Mozilla's 271 Firefox bugs versus Daniel Stenberg's 1 CVE in curl is the cleanest data point of the week. Same model class, two-hundred-and-seventy-fold yield difference. The variable was the harness — Mozilla wrapped Mythos in their existing fuzzing infrastructure with reproducible test cases and ephemeral VMs; Stenberg pointed it at curl and got marketing. Build the harness or buy the model, but do not confuse them. The harness is where the leverage lives, on offense and defense.

The cost model you submitted in March is wrong by a multiple

Vercel's gateway data — two hundred thousand teams, seven months of production traffic — puts fifty-nine percent of token volume on multi-turn agentic workloads. That is the majority case now, not the upside case. Anthropic captures sixty-one percent of spend on the reasoning end. Google captures thirty-eight percent of volume on the cheap-throughput end. The bifurcation is structural.

If the eval harness you ship with still scores single-turn completions, it is measuring the forty-one percent minority. If the cost model still assumes a 3:1 input-output ratio, it is off by roughly five times — agentic traces run closer to 15:1. If the per-tenant attribution layer does not exist, you will discover the overrun the way ServiceNow did, from the invoice rather than the dashboard. Anthropic provides no native per-user telemetry. That observability gap is now your problem, on a deadline.

OpenAI dropped two months of free Codex for enterprise switchers the same day Anthropic metered the credits. The window closes July 13. Treat it as a free evaluation with asymmetric payoff — even a no-switch outcome leaves you with comparison data and renewal leverage you did not have last week.

What changes Monday

Do three things this week.

First, run active discovery for every NGINX, Traefik, Argo CD, LiteLLM, and MOVEit instance across public and internal subnets. CMDB will not have them all — the eighteen-year-old NGINX bug means every fork, every vendored copy, every appliance pinning a 2014 build is in scope. Patch the perimeter tonight. Rotate every Kubernetes secret Argo CD could reach. Treat any LiteLLM-stored API key as burned and rotate.

Second, model the new Anthropic invoice before June 15. The number you want is current third-party Claude usage minus the plan credit equivalent, multiplied by API rates. If that number breaks the budget, you have thirty days to either pilot Codex on the free offer or restructure the contract while you still have leverage. Ship per-customer, per-feature cost attribution before the next AI feature launches. The instrumentation Anthropic does not provide is the instrumentation you have to build.

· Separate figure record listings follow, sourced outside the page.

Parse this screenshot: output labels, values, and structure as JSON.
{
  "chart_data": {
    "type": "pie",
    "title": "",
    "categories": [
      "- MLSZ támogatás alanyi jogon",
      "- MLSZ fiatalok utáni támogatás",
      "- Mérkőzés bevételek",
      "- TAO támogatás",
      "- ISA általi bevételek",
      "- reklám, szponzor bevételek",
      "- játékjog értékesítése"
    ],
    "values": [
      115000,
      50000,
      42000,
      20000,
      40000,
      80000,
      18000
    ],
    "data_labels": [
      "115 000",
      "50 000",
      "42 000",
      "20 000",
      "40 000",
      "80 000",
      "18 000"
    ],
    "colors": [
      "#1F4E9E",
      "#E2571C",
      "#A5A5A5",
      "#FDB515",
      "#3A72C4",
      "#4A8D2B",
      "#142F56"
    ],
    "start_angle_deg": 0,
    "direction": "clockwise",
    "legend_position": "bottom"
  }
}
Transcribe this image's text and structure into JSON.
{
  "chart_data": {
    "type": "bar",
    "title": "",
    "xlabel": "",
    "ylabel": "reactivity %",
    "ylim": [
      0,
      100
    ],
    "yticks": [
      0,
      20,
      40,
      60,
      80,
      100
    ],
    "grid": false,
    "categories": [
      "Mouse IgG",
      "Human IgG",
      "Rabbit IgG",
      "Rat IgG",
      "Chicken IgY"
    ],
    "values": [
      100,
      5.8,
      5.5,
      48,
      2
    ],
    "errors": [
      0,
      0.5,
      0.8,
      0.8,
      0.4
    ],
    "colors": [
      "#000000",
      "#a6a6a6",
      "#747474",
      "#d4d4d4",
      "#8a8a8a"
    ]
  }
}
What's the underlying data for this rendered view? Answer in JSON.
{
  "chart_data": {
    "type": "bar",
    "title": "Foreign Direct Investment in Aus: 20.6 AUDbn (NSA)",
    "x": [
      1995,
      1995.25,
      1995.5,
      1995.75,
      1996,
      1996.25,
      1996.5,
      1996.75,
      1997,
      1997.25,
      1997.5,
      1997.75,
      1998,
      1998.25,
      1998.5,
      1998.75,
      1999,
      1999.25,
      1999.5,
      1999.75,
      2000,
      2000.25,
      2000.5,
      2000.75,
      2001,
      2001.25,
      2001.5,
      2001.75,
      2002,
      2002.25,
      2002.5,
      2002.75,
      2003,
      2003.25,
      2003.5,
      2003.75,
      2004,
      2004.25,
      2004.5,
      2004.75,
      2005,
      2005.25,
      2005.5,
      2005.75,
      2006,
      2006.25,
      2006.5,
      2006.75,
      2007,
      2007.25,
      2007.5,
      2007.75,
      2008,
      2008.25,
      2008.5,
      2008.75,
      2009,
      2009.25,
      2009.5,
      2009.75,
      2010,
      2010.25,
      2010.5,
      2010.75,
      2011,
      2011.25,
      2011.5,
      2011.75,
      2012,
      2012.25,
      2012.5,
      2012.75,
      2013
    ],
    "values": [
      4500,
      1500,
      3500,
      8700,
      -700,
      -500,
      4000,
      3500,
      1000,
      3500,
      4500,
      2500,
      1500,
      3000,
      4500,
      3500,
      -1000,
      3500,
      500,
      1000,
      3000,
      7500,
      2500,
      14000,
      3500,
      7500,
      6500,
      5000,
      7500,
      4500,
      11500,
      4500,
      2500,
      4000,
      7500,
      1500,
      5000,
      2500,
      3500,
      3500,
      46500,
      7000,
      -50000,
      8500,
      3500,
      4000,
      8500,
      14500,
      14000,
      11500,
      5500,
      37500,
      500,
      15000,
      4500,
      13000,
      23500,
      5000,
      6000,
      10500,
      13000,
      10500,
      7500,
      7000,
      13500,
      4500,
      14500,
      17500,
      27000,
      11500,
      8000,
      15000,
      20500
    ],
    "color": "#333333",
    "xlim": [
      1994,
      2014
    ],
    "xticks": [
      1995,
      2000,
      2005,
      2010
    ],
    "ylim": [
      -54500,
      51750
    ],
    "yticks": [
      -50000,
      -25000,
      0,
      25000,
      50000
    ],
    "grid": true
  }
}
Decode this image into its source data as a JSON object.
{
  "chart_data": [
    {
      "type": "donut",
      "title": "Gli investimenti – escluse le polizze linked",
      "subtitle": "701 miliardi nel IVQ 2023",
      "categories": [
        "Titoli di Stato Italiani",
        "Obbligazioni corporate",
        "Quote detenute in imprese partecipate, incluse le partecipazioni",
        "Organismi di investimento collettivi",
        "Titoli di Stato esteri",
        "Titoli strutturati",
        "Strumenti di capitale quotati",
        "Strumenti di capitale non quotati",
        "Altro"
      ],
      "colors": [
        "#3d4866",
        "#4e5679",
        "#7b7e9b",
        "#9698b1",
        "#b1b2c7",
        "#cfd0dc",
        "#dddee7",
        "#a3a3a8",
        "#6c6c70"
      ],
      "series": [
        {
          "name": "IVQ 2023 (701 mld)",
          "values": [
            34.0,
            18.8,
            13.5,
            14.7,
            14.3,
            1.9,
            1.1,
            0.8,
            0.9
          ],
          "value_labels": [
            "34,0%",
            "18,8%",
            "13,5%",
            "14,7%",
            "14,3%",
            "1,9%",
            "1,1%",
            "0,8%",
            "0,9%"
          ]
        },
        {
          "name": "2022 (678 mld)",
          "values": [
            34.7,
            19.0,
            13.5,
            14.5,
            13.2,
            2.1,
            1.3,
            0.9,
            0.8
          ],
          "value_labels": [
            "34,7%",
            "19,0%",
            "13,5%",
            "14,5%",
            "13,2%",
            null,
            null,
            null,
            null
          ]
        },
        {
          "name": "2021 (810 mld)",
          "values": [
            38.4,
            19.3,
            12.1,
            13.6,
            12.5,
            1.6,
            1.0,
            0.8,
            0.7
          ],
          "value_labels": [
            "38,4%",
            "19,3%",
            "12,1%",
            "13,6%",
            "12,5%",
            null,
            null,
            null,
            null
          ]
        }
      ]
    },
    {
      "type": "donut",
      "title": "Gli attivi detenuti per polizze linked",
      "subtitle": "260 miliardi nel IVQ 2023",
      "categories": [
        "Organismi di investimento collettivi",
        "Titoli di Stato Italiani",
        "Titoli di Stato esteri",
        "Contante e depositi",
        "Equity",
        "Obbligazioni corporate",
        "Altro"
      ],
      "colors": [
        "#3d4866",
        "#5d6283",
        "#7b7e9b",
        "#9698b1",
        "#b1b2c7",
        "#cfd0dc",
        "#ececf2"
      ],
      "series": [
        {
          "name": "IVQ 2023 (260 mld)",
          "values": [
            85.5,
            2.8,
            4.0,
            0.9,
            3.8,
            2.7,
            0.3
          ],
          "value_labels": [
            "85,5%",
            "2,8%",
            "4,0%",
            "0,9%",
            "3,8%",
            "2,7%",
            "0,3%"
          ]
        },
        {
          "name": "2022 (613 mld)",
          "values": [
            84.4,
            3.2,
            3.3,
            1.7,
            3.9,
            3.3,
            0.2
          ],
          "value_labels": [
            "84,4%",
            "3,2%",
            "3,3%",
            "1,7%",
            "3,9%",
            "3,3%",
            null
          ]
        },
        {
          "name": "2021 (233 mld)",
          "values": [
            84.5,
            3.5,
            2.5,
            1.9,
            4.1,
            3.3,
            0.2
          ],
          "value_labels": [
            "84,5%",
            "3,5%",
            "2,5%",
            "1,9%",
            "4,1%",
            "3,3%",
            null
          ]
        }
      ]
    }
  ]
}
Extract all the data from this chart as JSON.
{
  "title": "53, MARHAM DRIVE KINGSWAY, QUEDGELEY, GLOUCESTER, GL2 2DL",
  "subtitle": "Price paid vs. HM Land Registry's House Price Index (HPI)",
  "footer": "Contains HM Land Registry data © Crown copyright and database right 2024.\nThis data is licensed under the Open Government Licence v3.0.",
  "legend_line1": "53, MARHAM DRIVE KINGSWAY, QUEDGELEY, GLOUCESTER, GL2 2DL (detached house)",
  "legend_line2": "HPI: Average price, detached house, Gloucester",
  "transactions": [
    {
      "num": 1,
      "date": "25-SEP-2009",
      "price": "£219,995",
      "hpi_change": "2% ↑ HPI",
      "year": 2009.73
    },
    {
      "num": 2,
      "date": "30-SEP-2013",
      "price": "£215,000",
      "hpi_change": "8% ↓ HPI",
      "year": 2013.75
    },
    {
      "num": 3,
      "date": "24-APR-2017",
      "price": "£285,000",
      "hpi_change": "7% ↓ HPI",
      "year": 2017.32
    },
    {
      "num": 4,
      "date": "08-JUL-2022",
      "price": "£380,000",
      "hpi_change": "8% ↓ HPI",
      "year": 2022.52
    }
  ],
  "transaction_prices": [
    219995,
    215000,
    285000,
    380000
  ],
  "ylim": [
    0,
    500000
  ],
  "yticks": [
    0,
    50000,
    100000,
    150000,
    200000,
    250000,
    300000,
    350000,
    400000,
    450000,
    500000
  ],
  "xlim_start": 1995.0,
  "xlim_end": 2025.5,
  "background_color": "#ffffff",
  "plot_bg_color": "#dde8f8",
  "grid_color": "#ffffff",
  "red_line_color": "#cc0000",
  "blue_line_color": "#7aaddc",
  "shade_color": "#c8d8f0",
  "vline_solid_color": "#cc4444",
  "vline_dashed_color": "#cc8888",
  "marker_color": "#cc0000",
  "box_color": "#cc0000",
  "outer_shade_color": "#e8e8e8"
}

Third, compress the critical patch SLA on internet-facing systems from thirty days to seventy-two hours and write it down. The SLA is the artifact that gets quoted in the post-mortem. If the document still says thirty, the post-mortem will say thirty.

The stack the industry shipped on Monday assumed human-tempo adversaries, subsidized inference, and obscurity in the detection layer. None of those three assumptions survived the week.